Ya, pero si Finlandia ni Corea son los modelos, ¿dónde están?
Regularidades. En otro trabajo sobre “los nuevos Silicon Valley”, Saxenian ha explicado que “no hay una receta mágica”, ya saben: tómese una gran universidad, mézclese con fondos de capital riesgo, sazónese generosamente con infraestructuras frescas…
Lo que sí existen son “algunas regularidades”. Ahí van.
Una. La mano de obra cualificada es una precondición, aunque eso no significa que hagan falta centros como Harvard o Stanford. En Israel el Ejército se ocupó de la formación. En Taiwan no lo hizo nadie; sus ingenieros se educaron en Estados Unidos.
Dos. Además de conocimiento tecnológico, hace falta preparación empresarial. En Silicon Valley muchos pioneros la adquirieron de forma autodidacta (Steve Jobs, Larry Ellison). También las multinacionales han desempeñado un papel clave.
Tres. “Hay que extender la red, no reproducirla”; conectarse con el centro de innovación, no competir con él. Para Israel, India, Irlanda y Taiwan “resultó crítico posicionarse en espacios que eran complementarios” para las empresas americanas. Se especializaron en tareas que a éstas no les compensaba realizar, como la manufactura (Taiwan) o el desarrollo industrial de software (India, Irlanda). Israel se enganchó a Silicon Valley adaptando sus avances en criptografía militar a la industria civil.
Finalmente, están los inmigrantes.
O como Saxenian prefiere llamarlos, “los nuevos argonautas”.
El pretendido mal. La literatura tradicional consideraba una desgracia la fuga de cerebros. “La gente que emigra de los países pobres es justamente la que menos pueden permitirse perder”, se leía en cualquier manual de economía. Esta visión mejoró tras la Segunda Guerra Mundial. Algunos autores admitieron que las remesas aliviaban la pobreza y que incluso podían darse transferencias de tecnología. “Hay, sin embargo, poca evidencia de que las diásporas hayan contribuido a un desarrollo sustancial a través de ese canal”, escribe Saxenian. Su importancia no radica en la aportación de capital intelectual, sino en la perspectiva que ofrecen y que permite a algunos emigrantes identificar las oportunidades para que su país se integre en la economía mundial.
Un ejemplo. Un ingeniero indio educado en la Universidad Carnegie-Mellon de Estados Unidos se dio cuenta de que a las firmas estadounidenses de software les vendría bien abaratar sus procesos de producción. India disponía, por su parte, de una enorme reserva de mano de obra barata. Desgraciadamente, los artículos indios eran poco fiables, así que diseñó un programa de revisión mutua (peer review) que minimizó el número de errores. Con esta mera reforma, el argonauta de la Carnegie-Mellon puso en valor los inmensos activos humanos de la India.

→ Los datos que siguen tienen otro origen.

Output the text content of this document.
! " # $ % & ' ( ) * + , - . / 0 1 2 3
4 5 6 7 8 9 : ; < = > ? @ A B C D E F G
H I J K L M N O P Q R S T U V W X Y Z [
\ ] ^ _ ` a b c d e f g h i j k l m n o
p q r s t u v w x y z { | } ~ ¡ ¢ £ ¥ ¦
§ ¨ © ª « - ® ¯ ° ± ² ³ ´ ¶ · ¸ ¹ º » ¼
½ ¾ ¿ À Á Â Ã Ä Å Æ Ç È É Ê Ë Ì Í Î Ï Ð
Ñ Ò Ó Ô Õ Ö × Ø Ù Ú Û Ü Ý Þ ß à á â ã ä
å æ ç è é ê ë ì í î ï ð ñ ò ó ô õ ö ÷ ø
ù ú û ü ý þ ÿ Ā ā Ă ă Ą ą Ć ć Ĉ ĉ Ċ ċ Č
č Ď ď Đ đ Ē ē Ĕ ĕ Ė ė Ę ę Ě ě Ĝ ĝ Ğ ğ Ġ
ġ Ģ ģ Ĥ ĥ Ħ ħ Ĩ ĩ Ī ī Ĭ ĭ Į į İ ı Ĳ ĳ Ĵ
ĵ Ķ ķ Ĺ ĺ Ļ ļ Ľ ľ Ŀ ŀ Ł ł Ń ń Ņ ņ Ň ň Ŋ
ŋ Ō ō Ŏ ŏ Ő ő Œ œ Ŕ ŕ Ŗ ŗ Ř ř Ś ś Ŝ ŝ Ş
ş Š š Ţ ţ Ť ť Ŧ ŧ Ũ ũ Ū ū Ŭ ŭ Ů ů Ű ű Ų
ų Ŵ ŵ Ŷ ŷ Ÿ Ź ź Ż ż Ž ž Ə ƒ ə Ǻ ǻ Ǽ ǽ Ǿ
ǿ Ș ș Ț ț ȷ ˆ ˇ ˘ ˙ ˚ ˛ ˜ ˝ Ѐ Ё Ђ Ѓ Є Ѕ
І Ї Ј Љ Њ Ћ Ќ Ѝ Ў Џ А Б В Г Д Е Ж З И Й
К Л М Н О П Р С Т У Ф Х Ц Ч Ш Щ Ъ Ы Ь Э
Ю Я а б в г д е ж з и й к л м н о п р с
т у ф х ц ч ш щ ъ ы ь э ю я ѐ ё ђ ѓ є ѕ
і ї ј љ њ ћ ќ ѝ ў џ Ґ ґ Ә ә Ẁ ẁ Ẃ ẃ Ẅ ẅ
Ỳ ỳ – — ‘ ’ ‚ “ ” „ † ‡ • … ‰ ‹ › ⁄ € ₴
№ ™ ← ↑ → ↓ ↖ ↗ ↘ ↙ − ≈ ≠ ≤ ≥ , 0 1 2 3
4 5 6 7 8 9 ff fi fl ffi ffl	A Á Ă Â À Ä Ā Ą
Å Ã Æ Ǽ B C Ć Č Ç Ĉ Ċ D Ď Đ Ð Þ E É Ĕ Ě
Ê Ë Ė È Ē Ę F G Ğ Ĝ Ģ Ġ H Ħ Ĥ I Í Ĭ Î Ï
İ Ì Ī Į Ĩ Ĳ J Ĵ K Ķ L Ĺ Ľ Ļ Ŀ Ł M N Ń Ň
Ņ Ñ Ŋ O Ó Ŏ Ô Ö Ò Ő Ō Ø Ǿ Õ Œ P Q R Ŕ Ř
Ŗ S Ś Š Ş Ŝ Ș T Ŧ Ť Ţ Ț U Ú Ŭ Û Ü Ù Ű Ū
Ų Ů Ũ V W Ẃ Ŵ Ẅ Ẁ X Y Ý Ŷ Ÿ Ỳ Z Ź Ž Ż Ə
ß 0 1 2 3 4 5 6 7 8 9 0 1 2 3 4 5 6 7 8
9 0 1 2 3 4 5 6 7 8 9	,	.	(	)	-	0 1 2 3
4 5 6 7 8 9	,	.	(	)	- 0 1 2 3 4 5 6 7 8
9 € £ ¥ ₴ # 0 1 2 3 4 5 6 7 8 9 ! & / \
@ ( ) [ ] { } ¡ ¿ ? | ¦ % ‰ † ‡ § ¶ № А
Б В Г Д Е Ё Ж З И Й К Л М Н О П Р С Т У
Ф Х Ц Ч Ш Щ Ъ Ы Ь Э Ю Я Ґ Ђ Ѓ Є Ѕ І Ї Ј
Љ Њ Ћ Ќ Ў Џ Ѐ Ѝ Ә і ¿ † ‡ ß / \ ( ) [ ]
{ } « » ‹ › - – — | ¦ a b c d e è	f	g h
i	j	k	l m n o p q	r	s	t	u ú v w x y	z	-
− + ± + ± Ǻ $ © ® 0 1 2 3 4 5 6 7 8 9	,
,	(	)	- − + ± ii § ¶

¿Puede realizar esta función detectora un Gobierno? Saxenian lo duda. Lo ideal es dejársela a alguien animado por el poderoso estímulo de la codicia. Es lo que hizo Taiwan. En 1990 ocupaba el extremo inferior de la cadena de valor, como fabricante de artículos de bajo coste. Los ingenieros que se habían formado en Estados Unidos no querían regresar y los gobernantes se quejaban amargamente de su falta de patriotismo.
Pero la reforma financiera que legalizó el capital riesgo permitió que algunos taiwaneses que habían hecho las Américas se replantearan la posibilidad de invertir en su país. Nadie mejor que ellos conocía sus puntos fuertes y cómo aprovecharlos en el pujante mercado del otro lado del Pacífico. Hacia 1996 más de 2.500 ingenieros habían vuelto. Hoy es una referencia en logística. Ensambla ordenadores de última generación y ha deslocalizado la mayor parte de la manufactura a la China continental.
En Israel sucedió algo parecido. Tras la introducción del capital riesgo no tardó en aparecer alguien a quien se le ocurrió que ciertos desarrollos militares podían tener interesantes aplicaciones civiles.
Jasón. La fragmentación de la cadena de producción que empezó en Silicon Valley y la caída de los costes de transporte y comunicación han abierto la posibilidad de que cualquier empresario del planeta se enganche a la red. Ése es hoy el Vellocino de Oro.
Cuenta la leyenda que Jasón murió mientras sesteaba a la sombra del Argos. La vieja y carcomida nave se le vino encima. Ya digo que como héroe resulta bastante insípido.
Ahora bien, también era rico y anciano.